“Bismillahirrahmânirrahîm. Hamd, Âlemlerin Rabbi, Rahmân, Rahîm, hesap ve ceza gününün (ahiret gününün) maliki Allah'a mahsustur. (Allahım!) Yalnız sana ibadet ederiz ve yalnız senden yardım dileriz. Bizi doğru yola, kendilerine nimet verdiklerinin yoluna ilet; gazaba uğrayanlarınkine ve sapıklarınkine değil.” (Fatiha: 1-7)
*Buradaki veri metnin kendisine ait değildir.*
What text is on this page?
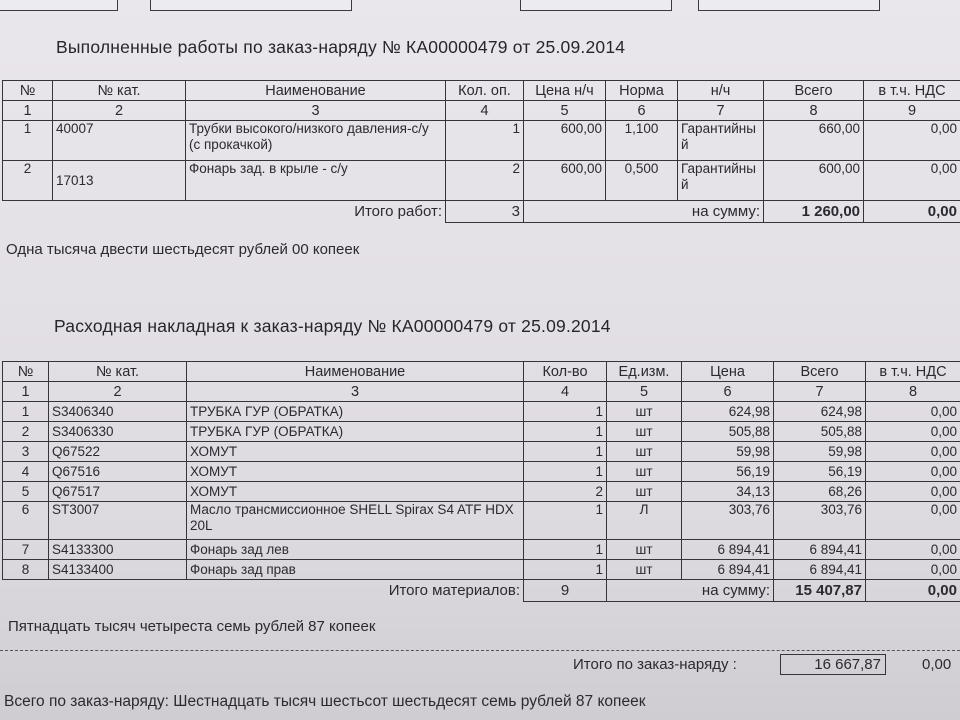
Выполненные работы по заказ-наряду № КА00000479 от 25.09.2014
№	№ кат.	Наименование	Кол. оп.	Цена н/ч	Норма	н/ч	Всего	в т.ч. НДС
1	2	3	4	5	6	7	8	9
1	40007	Трубки высокого/низкого давления-с/у (с прокачкой)	1	600,00	1,100	Гарантийный	660,00	0,00
2	17013	Фонарь зад. в крыле - с/у	2	600,00	0,500	Гарантийный	600,00	0,00
Итого работ:			3	на сумму:			1 260,00	0,00
Одна тысяча двести шестьдесят рублей 00 копеек
Расходная накладная к заказ-наряду № КА00000479 от 25.09.2014
№	№ кат.	Наименование	Кол-во	Ед.изм.	Цена	Всего	в т.ч. НДС
1	2	3	4	5	6	7	8
1	S3406340	ТРУБКА ГУР (ОБРАТКА)	1	шт	624,98	624,98	0,00
2	S3406330	ТРУБКА ГУР (ОБРАТКА)	1	шт	505,88	505,88	0,00
3	Q67522	ХОМУТ	1	шт	59,98	59,98	0,00
4	Q67516	ХОМУТ	1	шт	56,19	56,19	0,00
5	Q67517	ХОМУТ	2	шт	34,13	68,26	0,00
6	ST3007	Масло трансмиссионное SHELL Spirax S4 ATF HDX 20L	1	Л	303,76	303,76	0,00
7	S4133300	Фонарь зад лев	1	шт	6 894,41	6 894,41	0,00
8	S4133400	Фонарь зад прав	1	шт	6 894,41	6 894,41	0,00
Итого материалов:			9	на сумму:		15 407,87	0,00
Пятнадцать тысяч четыреста семь рублей 87 копеек
Итого по заказ-наряду :	16 667,87	0,00
Всего по заказ-наряду: Шестнадцать тысяч шестьсот шестьдесят семь рублей 87 копеек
Her gün sadece farz namazlarda 17 defa tekrar ettiğimiz bu sürede Kur’an, Allah’ın emri gereği namazın insanı insan ettiğini ne güzel anlatıyor. “Kitaptan sana vahyedilenleri oku, namazı dosdoğru kıl. Kuşkusuz namaz hayâsızlıktan ve kötülükten alıkoyar. Allah’ı anmak her şeyden önemlidir. Allah yaptıklarınızı bilir.” (Ankebut: 45) Ayet, net söylüyor: Namaz kılan insan kötülüklerden uzaklaşır, peki bugün namaz kıldığı halde rüşvet alan, adam kayıran, faizli işlere bulaşan, insanları aldatan, ihaleye fesat karıştıran, sözünde durmayan, kul hakkını ihlal eden, vs. vs. hepsini ya da bazılarını yapan namaz kılanlar, burada bir çelişki var. Ya kıldığımız namazda sıkıntı var ya da kıldığımız namazın şuurunda değiliz. Çünkü bizler namaz kılarken okuduğumuz Fatiha’da şunu söylüyoruz: ‘Bizleri doğru yola ilet, kendilerine nimet verdiğin kimselerin yoluna!’ Evet, Kur’an bize cevap niteliğinde şunu buyuruyor: ‘Şeytana itaat etmeyin, bana ibadet (itaat) edin. Dosdoğru yol budur.’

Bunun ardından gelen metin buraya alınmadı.